Mm my favorite kind of chocolate chip cookie!
I can taste the deliciousness of drinking the milk after taking a bite of those cookies already.
Damn. Those look picture perfect.
Looks so good!
Just made them! Best chocolate chip cookies I’ve ever made! https://i.imgur.com/m1zc2MY.jpg
Right? They're soooo good. And yours are making me want to make more for myself. Yummm.
They were deliciousssss. Should’ve put them in a Tupperware when cooled to keep them softer.
Okay. I just followed that recipe to a T and while they taste great and have incredible texture, they look nothing like that picture and it frustrates me because they look pale and smooth when mine completely cooled...
How long did you bake them? I baked mine for 12 minutes, and the edges were a nice golden color when I took them out, and then I let them cool completely on the baking sheets.
I did mine for about 12 minutes as well. I even did the turn halfway through. I even took it out a bit later than 12 minutes to make up for the lost heat when I opened the oven to turn. Mine' isn't completely pale, I was being hyperbolic, it just doesn't look as beautiful as the picture...
I just made these and they turned out awesome! You do need to follow the recipe to a T tho!

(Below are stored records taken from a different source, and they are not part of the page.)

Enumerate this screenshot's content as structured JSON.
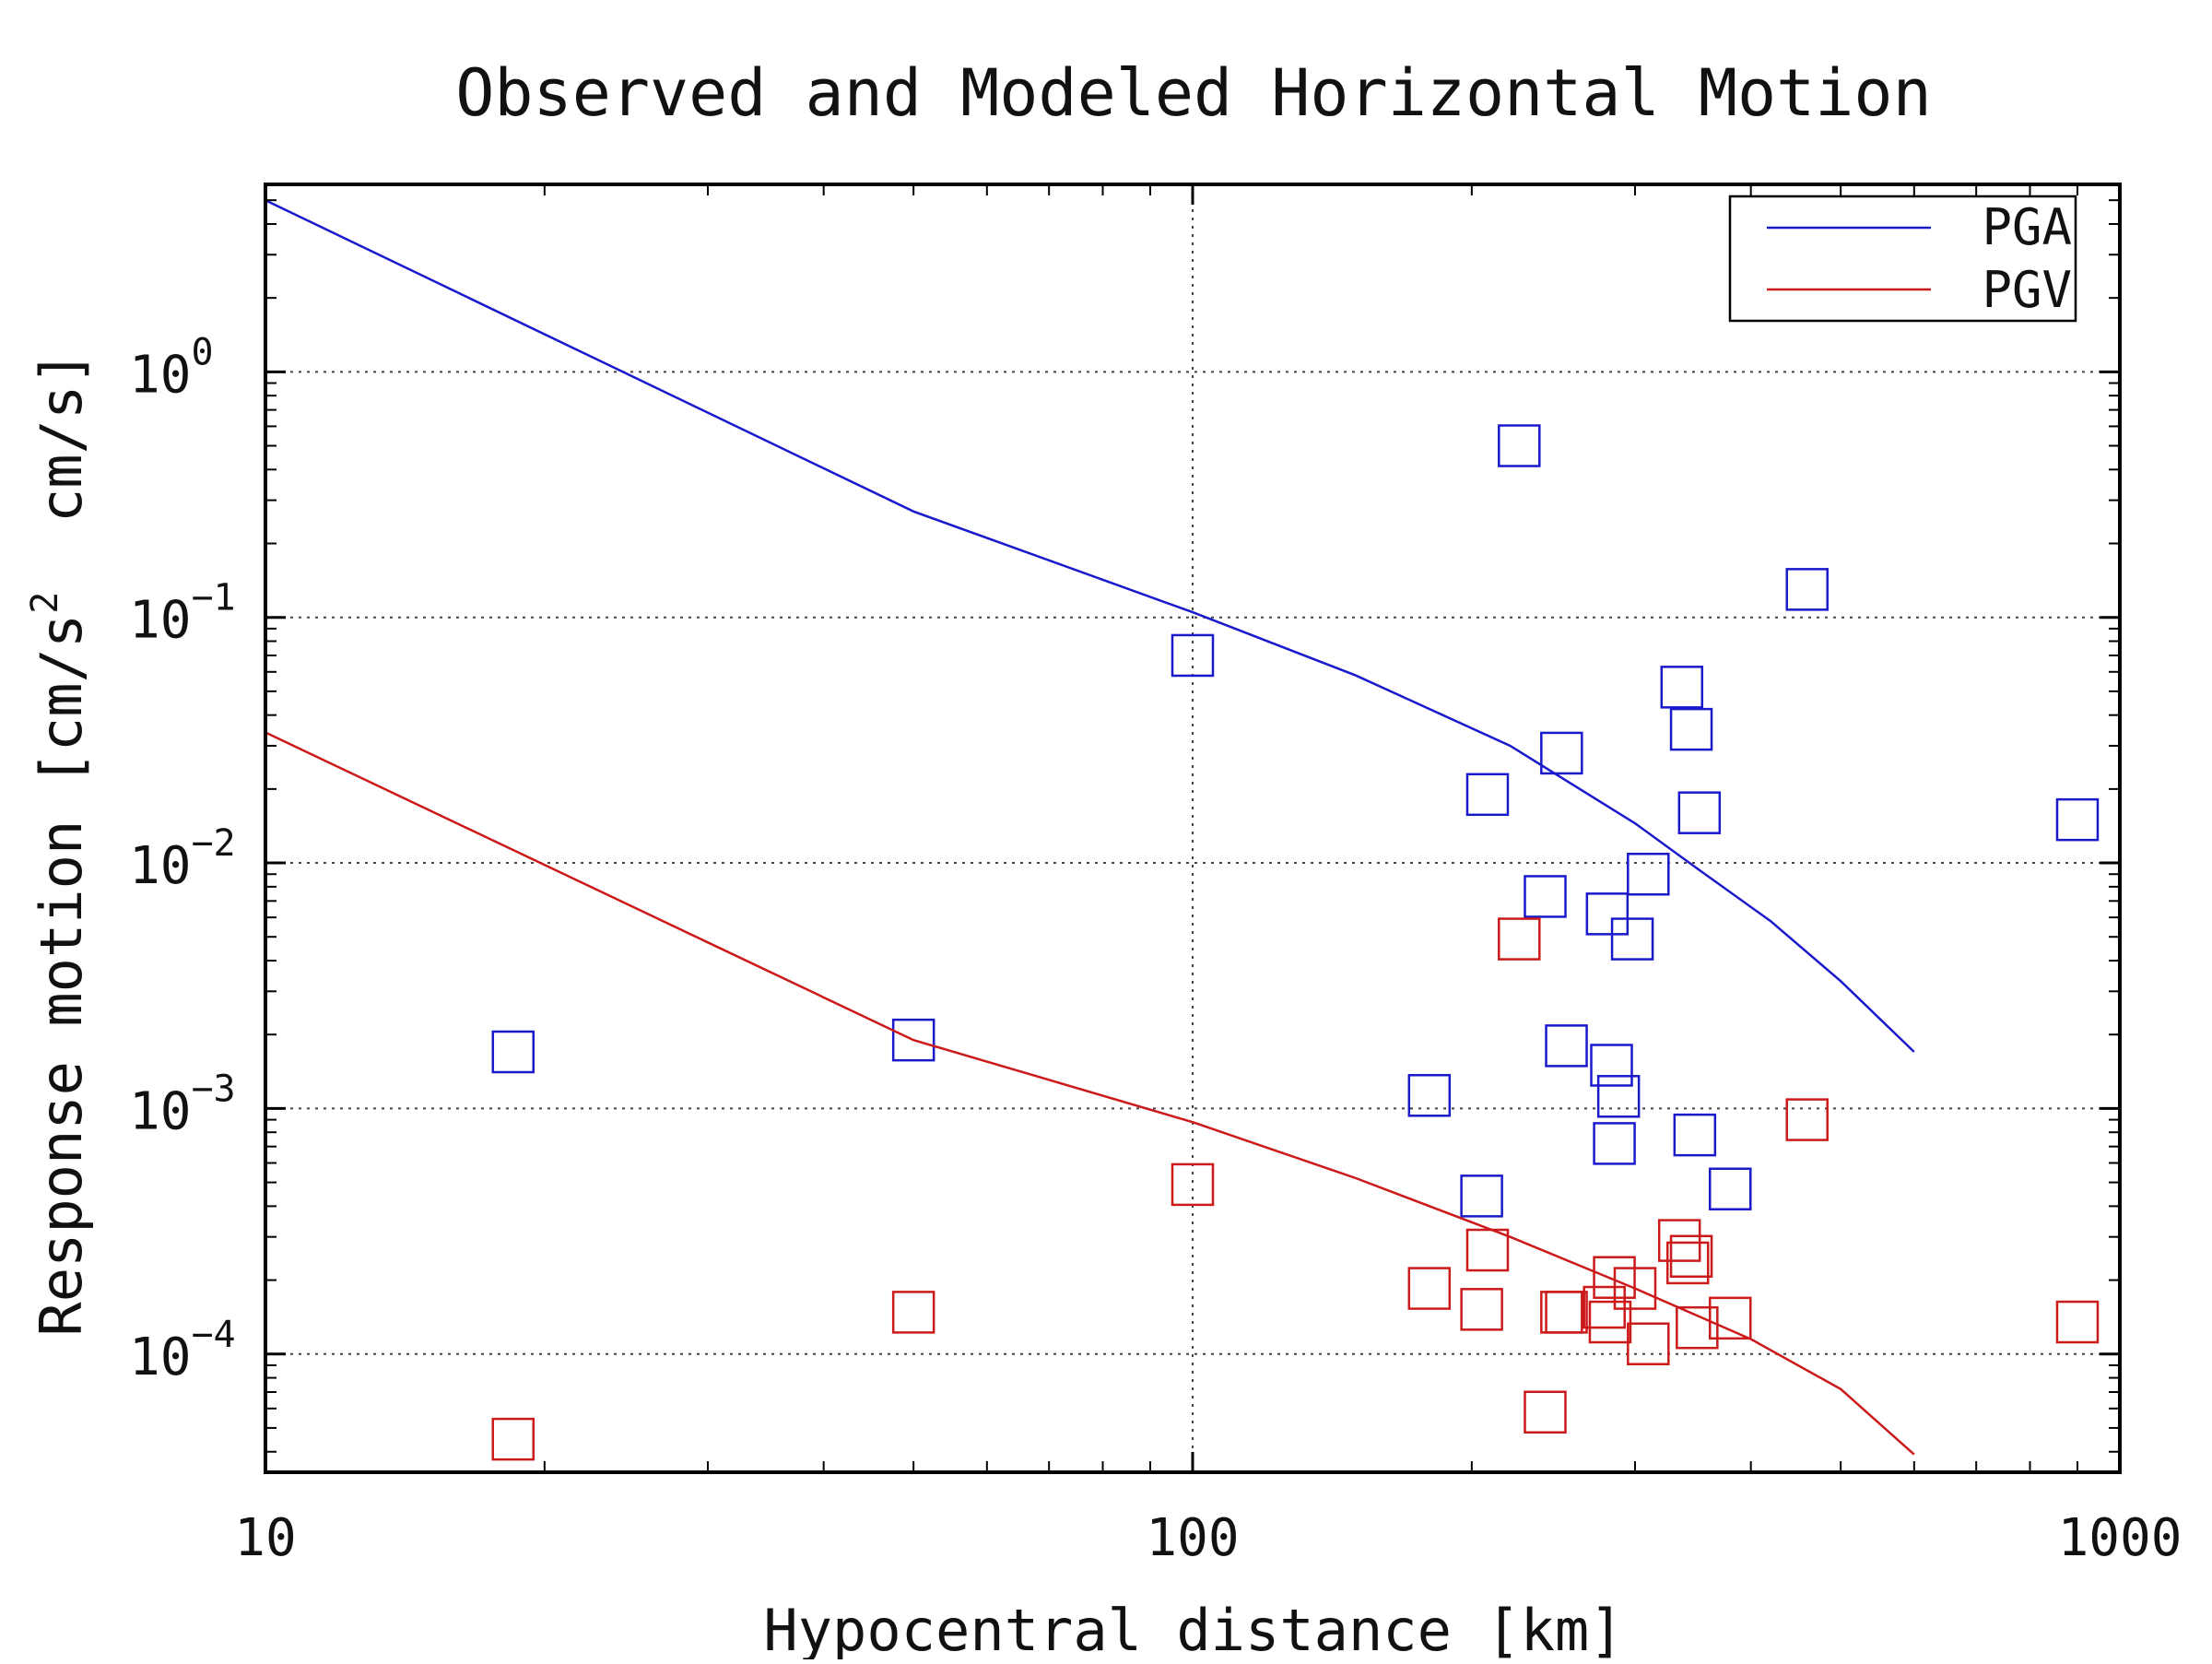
{
  "chart_data": {
    "type": "scatter",
    "title": "Observed and Modeled Horizontal Motion",
    "xlabel": "Hypocentral distance [km]",
    "ylabel": "Response motion [cm/s² cm/s]",
    "ylabel_parts": {
      "pre": "Response motion [cm/s",
      "sup": "2",
      "post": "  cm/s]"
    },
    "x_scale": "log",
    "y_scale": "log",
    "xlim": [
      10,
      1000
    ],
    "ylim": [
      3.3e-05,
      5.8
    ],
    "x_ticks": [
      {
        "value": 10,
        "label": "10"
      },
      {
        "value": 100,
        "label": "100"
      },
      {
        "value": 1000,
        "label": "1000"
      }
    ],
    "y_ticks": [
      {
        "value": 1,
        "base": "10",
        "exp": "0"
      },
      {
        "value": 0.1,
        "base": "10",
        "exp": "−1"
      },
      {
        "value": 0.01,
        "base": "10",
        "exp": "−2"
      },
      {
        "value": 0.001,
        "base": "10",
        "exp": "−3"
      },
      {
        "value": 0.0001,
        "base": "10",
        "exp": "−4"
      }
    ],
    "grid": true,
    "legend_position": "top-right",
    "series": [
      {
        "name": "PGA",
        "color": "#1a1acc",
        "curve": [
          [
            10,
            5.0
          ],
          [
            50,
            0.27
          ],
          [
            100,
            0.105
          ],
          [
            150,
            0.058
          ],
          [
            220,
            0.03
          ],
          [
            300,
            0.0145
          ],
          [
            350,
            0.0095
          ],
          [
            420,
            0.0058
          ],
          [
            500,
            0.0033
          ],
          [
            600,
            0.0017
          ]
        ],
        "points": [
          [
            18.5,
            0.0017
          ],
          [
            50,
            0.0019
          ],
          [
            100,
            0.07
          ],
          [
            180,
            0.00113
          ],
          [
            205,
            0.00044
          ],
          [
            208,
            0.019
          ],
          [
            225,
            0.5
          ],
          [
            240,
            0.0073
          ],
          [
            250,
            0.028
          ],
          [
            253,
            0.0018
          ],
          [
            280,
            0.0062
          ],
          [
            283,
            0.0015
          ],
          [
            285,
            0.00072
          ],
          [
            288,
            0.00112
          ],
          [
            298,
            0.0049
          ],
          [
            310,
            0.009
          ],
          [
            337,
            0.052
          ],
          [
            345,
            0.035
          ],
          [
            348,
            0.00078
          ],
          [
            352,
            0.016
          ],
          [
            380,
            0.00047
          ],
          [
            460,
            0.13
          ],
          [
            900,
            0.015
          ]
        ]
      },
      {
        "name": "PGV",
        "color": "#cc1a1a",
        "curve": [
          [
            10,
            0.034
          ],
          [
            50,
            0.0019
          ],
          [
            100,
            0.00088
          ],
          [
            150,
            0.00052
          ],
          [
            220,
            0.0003
          ],
          [
            300,
            0.000185
          ],
          [
            400,
            0.000115
          ],
          [
            500,
            7.2e-05
          ],
          [
            600,
            3.9e-05
          ]
        ],
        "points": [
          [
            18.5,
            4.5e-05
          ],
          [
            50,
            0.000148
          ],
          [
            100,
            0.00049
          ],
          [
            180,
            0.000185
          ],
          [
            205,
            0.000152
          ],
          [
            208,
            0.000265
          ],
          [
            225,
            0.0049
          ],
          [
            240,
            5.8e-05
          ],
          [
            250,
            0.000148
          ],
          [
            253,
            0.000148
          ],
          [
            278,
            0.000155
          ],
          [
            282,
            0.000135
          ],
          [
            285,
            0.000205
          ],
          [
            300,
            0.000185
          ],
          [
            310,
            0.00011
          ],
          [
            335,
            0.00029
          ],
          [
            342,
            0.000235
          ],
          [
            345,
            0.00025
          ],
          [
            350,
            0.000128
          ],
          [
            380,
            0.00014
          ],
          [
            460,
            0.0009
          ],
          [
            900,
            0.000135
          ]
        ]
      }
    ]
  }
}
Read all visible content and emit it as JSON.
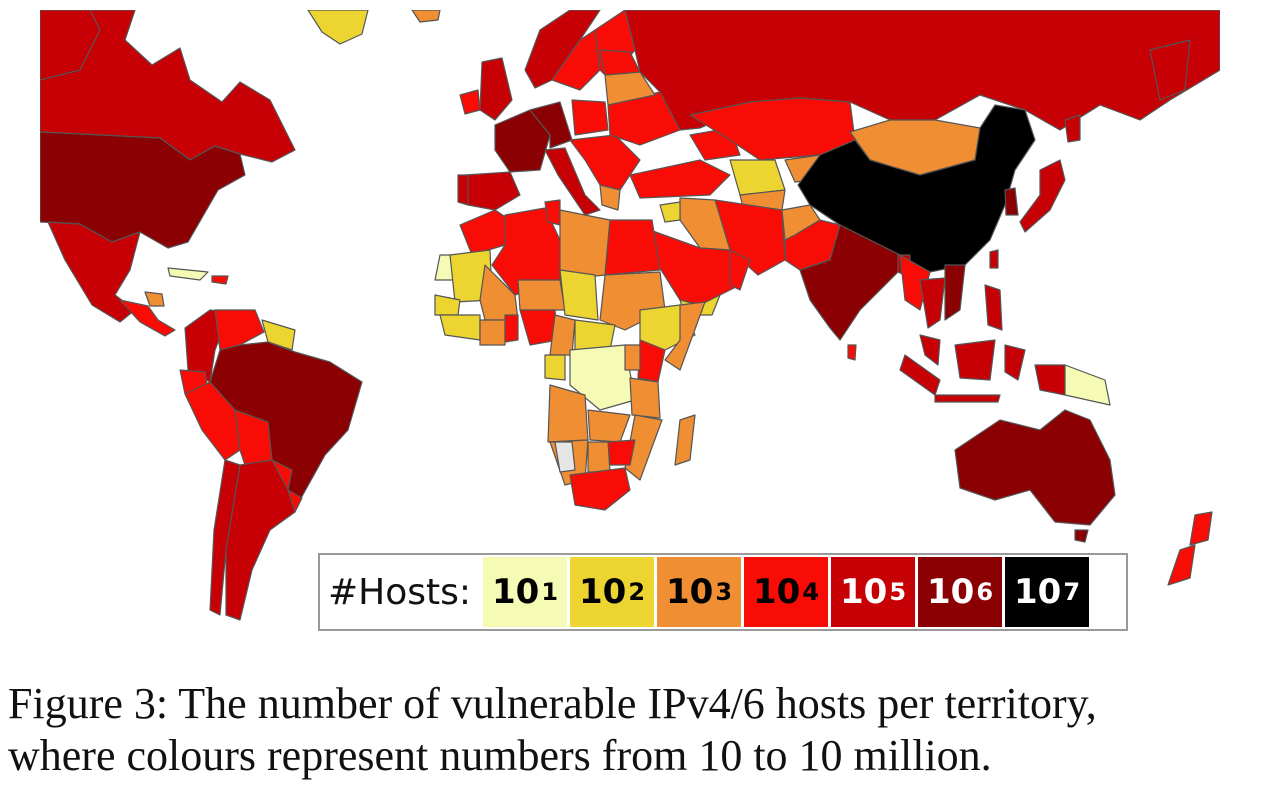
{
  "map": {
    "colors": {
      "1e1": "#f5fbb5",
      "1e2": "#ecd531",
      "1e3": "#ef8e33",
      "1e4": "#fa0c06",
      "1e5": "#c70006",
      "1e6": "#8a0003",
      "1e7": "#000000",
      "nodata": "#e6e6e6"
    }
  },
  "legend": {
    "label": "#Hosts:",
    "items": [
      {
        "base": "10",
        "exp": "1",
        "color": "#f5fbb5",
        "text_color": "#000000"
      },
      {
        "base": "10",
        "exp": "2",
        "color": "#ecd531",
        "text_color": "#000000"
      },
      {
        "base": "10",
        "exp": "3",
        "color": "#ef8e33",
        "text_color": "#000000"
      },
      {
        "base": "10",
        "exp": "4",
        "color": "#fa0c06",
        "text_color": "#000000"
      },
      {
        "base": "10",
        "exp": "5",
        "color": "#c70006",
        "text_color": "#ffffff"
      },
      {
        "base": "10",
        "exp": "6",
        "color": "#8a0003",
        "text_color": "#ffffff"
      },
      {
        "base": "10",
        "exp": "7",
        "color": "#000000",
        "text_color": "#ffffff"
      }
    ]
  },
  "caption": {
    "line1": "Figure 3: The number of vulnerable IPv4/6 hosts per territory,",
    "line2": "where colours represent numbers from 10 to 10 million."
  }
}
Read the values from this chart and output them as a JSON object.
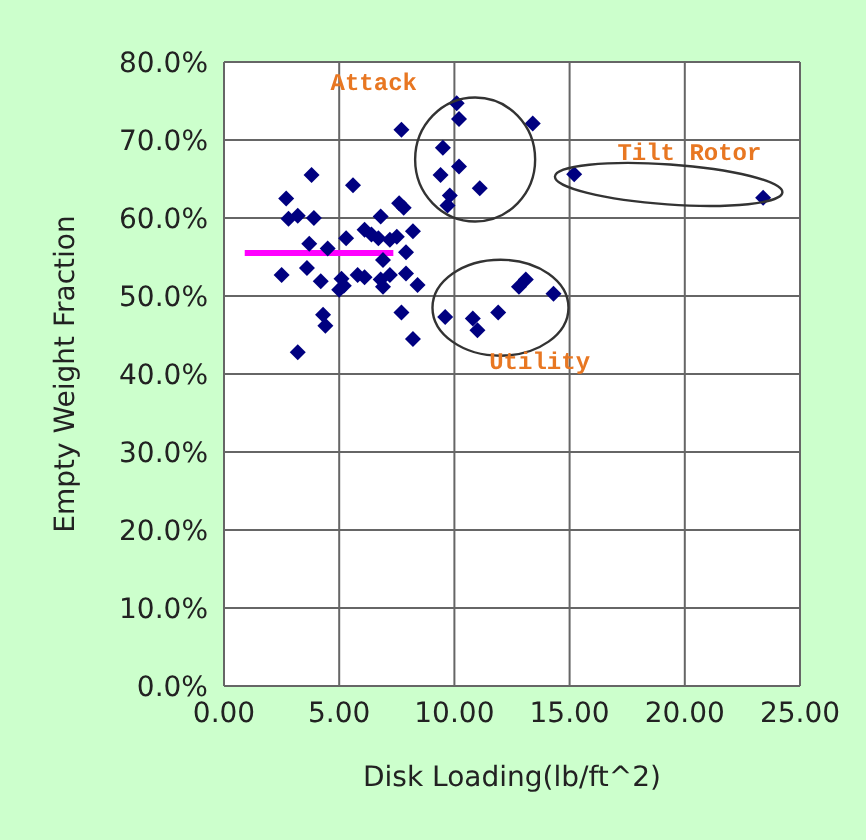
{
  "chart_data": {
    "type": "scatter",
    "xlabel": "Disk Loading(lb/ft^2)",
    "ylabel": "Empty Weight Fraction",
    "xlim": [
      0,
      25
    ],
    "ylim": [
      0,
      80
    ],
    "xticks": [
      {
        "value": 0,
        "label": "0.00"
      },
      {
        "value": 5,
        "label": "5.00"
      },
      {
        "value": 10,
        "label": "10.00"
      },
      {
        "value": 15,
        "label": "15.00"
      },
      {
        "value": 20,
        "label": "20.00"
      },
      {
        "value": 25,
        "label": "25.00"
      }
    ],
    "yticks": [
      {
        "value": 0,
        "label": "0.0%"
      },
      {
        "value": 10,
        "label": "10.0%"
      },
      {
        "value": 20,
        "label": "20.0%"
      },
      {
        "value": 30,
        "label": "30.0%"
      },
      {
        "value": 40,
        "label": "40.0%"
      },
      {
        "value": 50,
        "label": "50.0%"
      },
      {
        "value": 60,
        "label": "60.0%"
      },
      {
        "value": 70,
        "label": "70.0%"
      },
      {
        "value": 80,
        "label": "80.0%"
      }
    ],
    "grid": true,
    "legend": false,
    "marker": "diamond",
    "series": [
      {
        "color": "#000080",
        "x": [
          10.1,
          10.2,
          13.4,
          7.7,
          9.5,
          10.2,
          9.4,
          11.1,
          9.8,
          9.7,
          3.8,
          5.6,
          2.7,
          2.8,
          3.2,
          3.9,
          7.6,
          7.8,
          6.8,
          8.2,
          6.1,
          6.4,
          6.7,
          7.5,
          7.2,
          5.3,
          3.7,
          4.5,
          7.9,
          6.9,
          3.6,
          2.5,
          4.2,
          5.1,
          5.2,
          5.0,
          5.8,
          6.1,
          6.8,
          6.9,
          7.2,
          7.9,
          8.4,
          7.7,
          4.3,
          4.4,
          8.2,
          3.2,
          9.6,
          10.8,
          11.0,
          11.9,
          12.8,
          13.1,
          14.3,
          15.2,
          23.4
        ],
        "values": [
          74.7,
          72.7,
          72.1,
          71.3,
          69.0,
          66.6,
          65.5,
          63.8,
          62.9,
          61.6,
          65.5,
          64.2,
          62.5,
          59.9,
          60.3,
          60.0,
          61.9,
          61.3,
          60.2,
          58.3,
          58.5,
          57.9,
          57.4,
          57.6,
          57.2,
          57.4,
          56.7,
          56.1,
          55.6,
          54.6,
          53.6,
          52.7,
          51.9,
          52.2,
          51.3,
          50.8,
          52.7,
          52.4,
          52.1,
          51.2,
          52.7,
          52.9,
          51.4,
          47.9,
          47.6,
          46.2,
          44.5,
          42.8,
          47.3,
          47.1,
          45.6,
          47.9,
          51.2,
          52.1,
          50.3,
          65.6,
          62.6
        ]
      },
      {
        "type": "line",
        "color": "#ff00ff",
        "x": [
          0.9,
          7.35
        ],
        "values": [
          55.5,
          55.5
        ],
        "marker": "none"
      }
    ],
    "annotations": [
      "Attack",
      "Tilt Rotor",
      "Utility"
    ]
  }
}
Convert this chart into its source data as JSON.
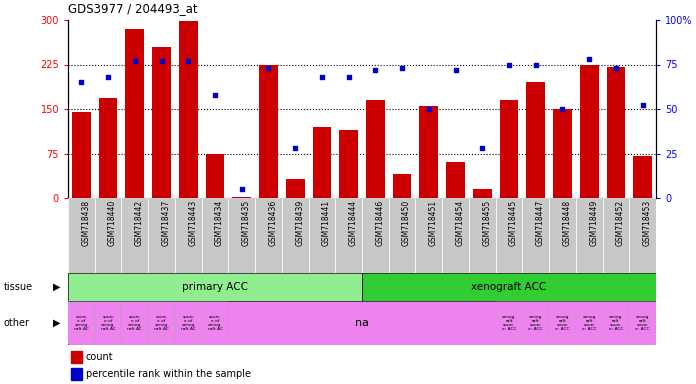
{
  "title": "GDS3977 / 204493_at",
  "samples": [
    "GSM718438",
    "GSM718440",
    "GSM718442",
    "GSM718437",
    "GSM718443",
    "GSM718434",
    "GSM718435",
    "GSM718436",
    "GSM718439",
    "GSM718441",
    "GSM718444",
    "GSM718446",
    "GSM718450",
    "GSM718451",
    "GSM718454",
    "GSM718455",
    "GSM718445",
    "GSM718447",
    "GSM718448",
    "GSM718449",
    "GSM718452",
    "GSM718453"
  ],
  "counts": [
    145,
    168,
    285,
    255,
    298,
    75,
    2,
    225,
    32,
    120,
    115,
    165,
    40,
    155,
    60,
    15,
    165,
    195,
    150,
    225,
    220,
    70
  ],
  "percentiles": [
    65,
    68,
    77,
    77,
    77,
    58,
    5,
    73,
    28,
    68,
    68,
    72,
    73,
    50,
    72,
    28,
    75,
    75,
    50,
    78,
    73,
    52
  ],
  "tissue_primary_count": 11,
  "tissue_xenograft_count": 11,
  "tissue_primary_color": "#90ee90",
  "tissue_xenograft_color": "#32cd32",
  "other_color": "#ee82ee",
  "bar_color": "#cc0000",
  "dot_color": "#0000cc",
  "left_ylim": [
    0,
    300
  ],
  "left_yticks": [
    0,
    75,
    150,
    225,
    300
  ],
  "right_ylim": [
    0,
    100
  ],
  "right_yticks": [
    0,
    25,
    50,
    75,
    100
  ],
  "right_yticklabels": [
    "0",
    "25",
    "50",
    "75",
    "100%"
  ],
  "tick_label_bg": "#c8c8c8",
  "left_label": "tissue",
  "left_label2": "other",
  "primary_label": "primary ACC",
  "xenograft_label": "xenograft ACC",
  "na_label": "na",
  "legend_count": "count",
  "legend_percentile": "percentile rank within the sample",
  "n_primary_text_cells": 6,
  "n_xenograft_text_cells": 6,
  "primary_text": "sourc\ne of\nxenog\nraft AC",
  "xenograft_text": "xenog\nraft\nsourc\ne: ACC"
}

Can I ask what type of baking sheet you used to bake them in please? Dark/Light, Rim/No Rim and what its made out of if you know? They look great!
Dark, rimmed and lined with parchment paper.
But they can't fit the glass!
Buy a bigger glass
Break them in half?
/r/food is clearly no longer okay with photos of food placed on a cutting board anymore, so despite the plate, they still decided to take one cutting board and put it on top of another cutting board before taking the photo
Don't use stone slabs as a cutting board unless you want to ruin the edge on your knife.
Yeah, that's my pastry board. :) I can't wait to have nice countertops for rolling, but for now I make do!